Nesophontes micrus était un petit mammifère insectivore, de taille comparable à une musaraigne, avec un corps d’environ 8 à 10 cm et un poids estimé entre 15 et 30 g, ce qui en faisait l’un des plus petits membres du genre. Il possédait un museau long et étroit, des dents fines et tricuspidées adaptées à la capture d’insectes, et un crâne proportionnellement robuste. Ses membres courts et sa queue modérée suggèrent un animal terrestre, fouisseur dans la litière forestière. Sa morphologie générale rappelle celle des Soricidae, mais les Nesophontidae formaient une lignée totalement distincte, isolée dans les Antilles depuis plusieurs millions d’années.
L’écologie de
Nesophontes micrus est déduite de ses caractéristiques dentaires et de ses proches parents. Il était très probablement insectivore, se nourrissant d’insectes, d’arthropodes, de larves, de vers et de petits invertébrés du sol. Il vivait dans la litière forestière, sous les rochers, dans les crevasses et les zones humides des forêts tropicales cubaines. Il devait être nocturne ou crépusculaire, actif au sol, et jouait un rôle écologique important dans le contrôle des populations d’insectes. Les fossiles montrent qu’il cohabitait autrefois avec des oiseaux endémiques, des reptiles et d’autres petits mammifères avant l’arrivée des espèces introduites par l’homme.
La disparition de
Nesophontes micrus est étroitement liée à l’arrivée des Européens dans les Caraïbes et à l’introduction de prédateurs exotiques, en particulier la ratte noire (Rattus rattus) et la ratte brune (Rattus norvegicus). Ces rongeurs, arrivés dès le XVIᵉ siècle, ont provoqué une prédation directe, une compétition alimentaire, et probablement une transmission de maladies auxquelles les Nesophontes n’étaient pas adaptés. La déforestation, les incendies, la modification des habitats et l’expansion des plantations ont réduit les zones de refuge.

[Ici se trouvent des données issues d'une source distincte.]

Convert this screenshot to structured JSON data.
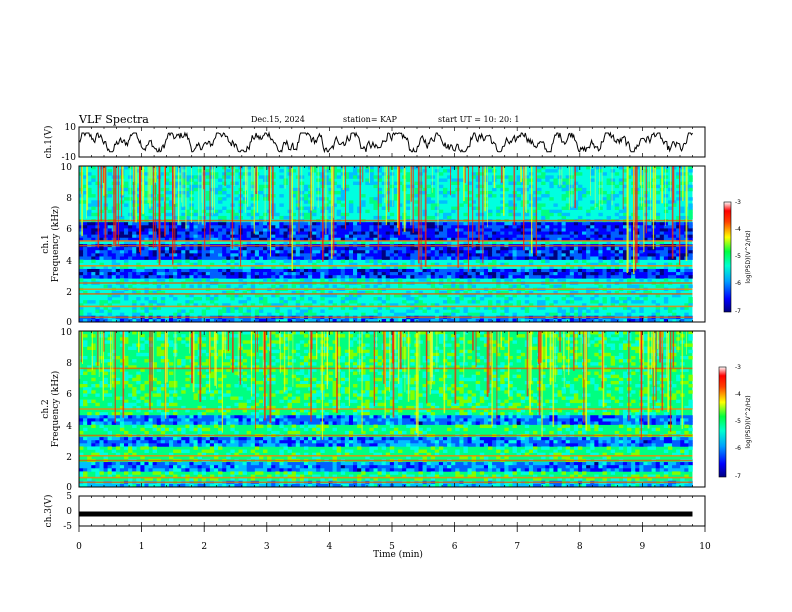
{
  "header": {
    "title": "VLF Spectra",
    "date": "Dec.15, 2024",
    "station": "station= KAP",
    "start": "start  UT =   10: 20: 1"
  },
  "colors": {
    "palette": [
      "#000080",
      "#0000ff",
      "#0060ff",
      "#00c0ff",
      "#00ffe0",
      "#00ff80",
      "#80ff00",
      "#ffff00",
      "#ff8000",
      "#ff0000",
      "#ffffff"
    ],
    "line": "#000000"
  },
  "chart_data": [
    {
      "type": "line",
      "name": "ch1-waveform",
      "ylabel": "ch.1(V)",
      "ylim": [
        -10,
        10
      ],
      "yticks": [
        "10",
        "-10"
      ],
      "xlim": [
        0,
        10
      ],
      "description_values": "noisy waveform oscillating approx between -6 and 6 V over 0-9.8 min"
    },
    {
      "type": "heatmap",
      "name": "ch1-spectrogram",
      "ylabel_line1": "ch.1",
      "ylabel_line2": "Frequency (kHz)",
      "ylim": [
        0,
        10
      ],
      "yticks": [
        "0",
        "2",
        "4",
        "6",
        "8",
        "10"
      ],
      "xlim": [
        0,
        10
      ],
      "data_xmax": 9.8,
      "base_level": -5.2,
      "blue_bands_khz": [
        [
          5.3,
          6.3
        ],
        [
          4.1,
          4.9
        ],
        [
          2.8,
          3.4
        ]
      ],
      "red_lines_khz": [
        6.5,
        5.2,
        4.9,
        3.6,
        2.5,
        2.1,
        1.8,
        1.0,
        0.3
      ],
      "colorbar": {
        "label": "log(PSD)(V^2/Hz)",
        "min": -7,
        "max": -3,
        "ticks": [
          "-3",
          "-4",
          "-5",
          "-6",
          "-7"
        ]
      }
    },
    {
      "type": "heatmap",
      "name": "ch2-spectrogram",
      "ylabel_line1": "ch.2",
      "ylabel_line2": "Frequency (kHz)",
      "ylim": [
        0,
        10
      ],
      "yticks": [
        "0",
        "2",
        "4",
        "6",
        "8",
        "10"
      ],
      "xlim": [
        0,
        10
      ],
      "data_xmax": 9.8,
      "base_level": -4.8,
      "blue_bands_khz": [
        [
          4.1,
          4.6
        ],
        [
          2.7,
          3.1
        ],
        [
          1.0,
          1.6
        ]
      ],
      "red_lines_khz": [
        7.6,
        5.0,
        3.3,
        2.0,
        1.7,
        0.6,
        0.3
      ],
      "colorbar": {
        "label": "log(PSD)(V^2/Hz)",
        "min": -7,
        "max": -3,
        "ticks": [
          "-3",
          "-4",
          "-5",
          "-6",
          "-7"
        ]
      }
    },
    {
      "type": "line",
      "name": "ch3-trace",
      "ylabel": "ch.3(V)",
      "ylim": [
        -5,
        5
      ],
      "yticks": [
        "5",
        "0",
        "-5"
      ],
      "xlim": [
        0,
        10
      ],
      "xlabel": "Time (min)",
      "xticks": [
        "0",
        "1",
        "2",
        "3",
        "4",
        "5",
        "6",
        "7",
        "8",
        "9",
        "10"
      ],
      "constant_value": -1,
      "description_values": "thick flat trace near -1 V from 0 to 9.8 min"
    }
  ]
}
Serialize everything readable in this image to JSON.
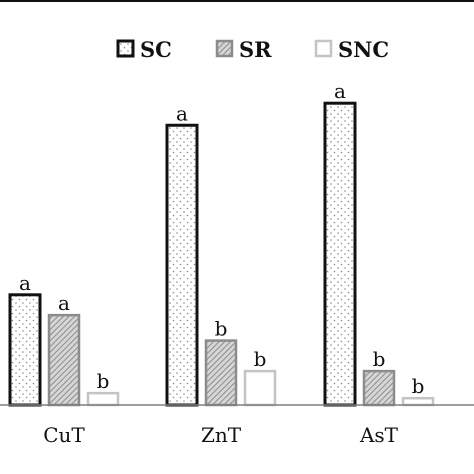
{
  "chart_data": {
    "type": "bar",
    "categories": [
      "CuT",
      "ZnT",
      "AsT"
    ],
    "series": [
      {
        "name": "SC",
        "values": [
          6.5,
          16.5,
          17.8
        ],
        "labels": [
          "a",
          "a",
          "a"
        ],
        "pattern": "dots",
        "stroke": "#111111"
      },
      {
        "name": "SR",
        "values": [
          5.3,
          3.8,
          2.0
        ],
        "labels": [
          "a",
          "b",
          "b"
        ],
        "pattern": "hatch",
        "stroke": "#8c8c8c"
      },
      {
        "name": "SNC",
        "values": [
          0.7,
          2.0,
          0.4
        ],
        "labels": [
          "b",
          "b",
          "b"
        ],
        "pattern": "none",
        "stroke": "#c4c4c4"
      }
    ],
    "ylim": [
      0,
      22
    ],
    "grid": false,
    "legend": "top-right",
    "title": "",
    "xlabel": "",
    "ylabel": ""
  }
}
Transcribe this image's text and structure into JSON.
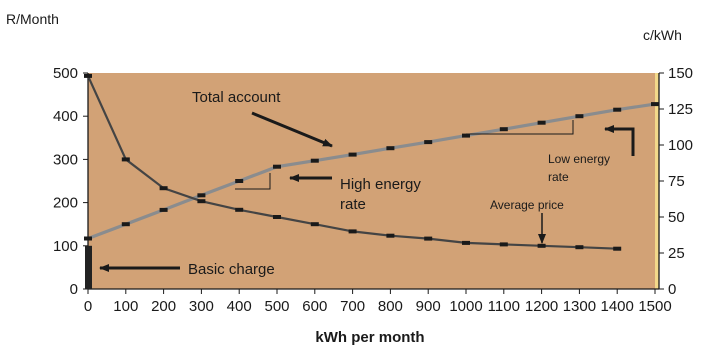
{
  "chart_data": {
    "type": "line",
    "title": "",
    "xlabel": "kWh per month",
    "ylabel_left": "R/Month",
    "ylabel_right": "c/kWh",
    "xlim": [
      0,
      1500
    ],
    "ylim_left": [
      0,
      500
    ],
    "ylim_right": [
      0,
      150
    ],
    "x_ticks": [
      0,
      100,
      200,
      300,
      400,
      500,
      600,
      700,
      800,
      900,
      1000,
      1100,
      1200,
      1300,
      1400,
      1500
    ],
    "y_left_ticks": [
      0,
      100,
      200,
      300,
      400,
      500
    ],
    "y_right_ticks": [
      0,
      25,
      50,
      75,
      100,
      125,
      150
    ],
    "grid": false,
    "background_color": "#d2a276",
    "series": [
      {
        "name": "Total account",
        "axis": "left",
        "color": "#8a8c8e",
        "x": [
          0,
          100,
          200,
          300,
          400,
          500,
          600,
          700,
          800,
          900,
          1000,
          1100,
          1200,
          1300,
          1400,
          1500
        ],
        "y": [
          117,
          150,
          183,
          217,
          250,
          283,
          297,
          311,
          326,
          340,
          355,
          370,
          385,
          400,
          415,
          428
        ]
      },
      {
        "name": "Average price",
        "axis": "right",
        "color": "#444444",
        "x": [
          0,
          100,
          200,
          300,
          400,
          500,
          600,
          700,
          800,
          900,
          1000,
          1100,
          1200,
          1300,
          1400
        ],
        "y": [
          148,
          90,
          70,
          61,
          55,
          50,
          45,
          40,
          37,
          35,
          32,
          31,
          30,
          29,
          28
        ]
      }
    ],
    "basic_charge_bar": {
      "x": 0,
      "value": 100
    },
    "annotations": {
      "total_account": "Total account",
      "high_energy_rate_line1": "High energy",
      "high_energy_rate_line2": "rate",
      "low_energy_rate_line1": "Low energy",
      "low_energy_rate_line2": "rate",
      "average_price": "Average price",
      "basic_charge": "Basic charge"
    },
    "colors": {
      "plot_bg": "#d2a276",
      "total_line": "#8a8c8e",
      "avg_line": "#444444",
      "right_axis_strip": "#f3d98a",
      "text": "#1a1a1a"
    }
  }
}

Les études paléontologiques montrent que l’espèce a survécu jusqu’à une période très récente : des restes datés du XIXᵉ siècle, voire du début du XXᵉ siècle, suggèrent qu’elle a disparu seulement quelques décennies avant sa description scientifique. L’UICN la classe aujourd’hui comme éteinte (EX). Sa disparition s’inscrit dans un effondrement plus large des petits mammifères endémiques des Antilles, dont toutes les espèces du genre Nesophontes ont disparu en quelques siècles seulement, principalement à cause des espèces introduites.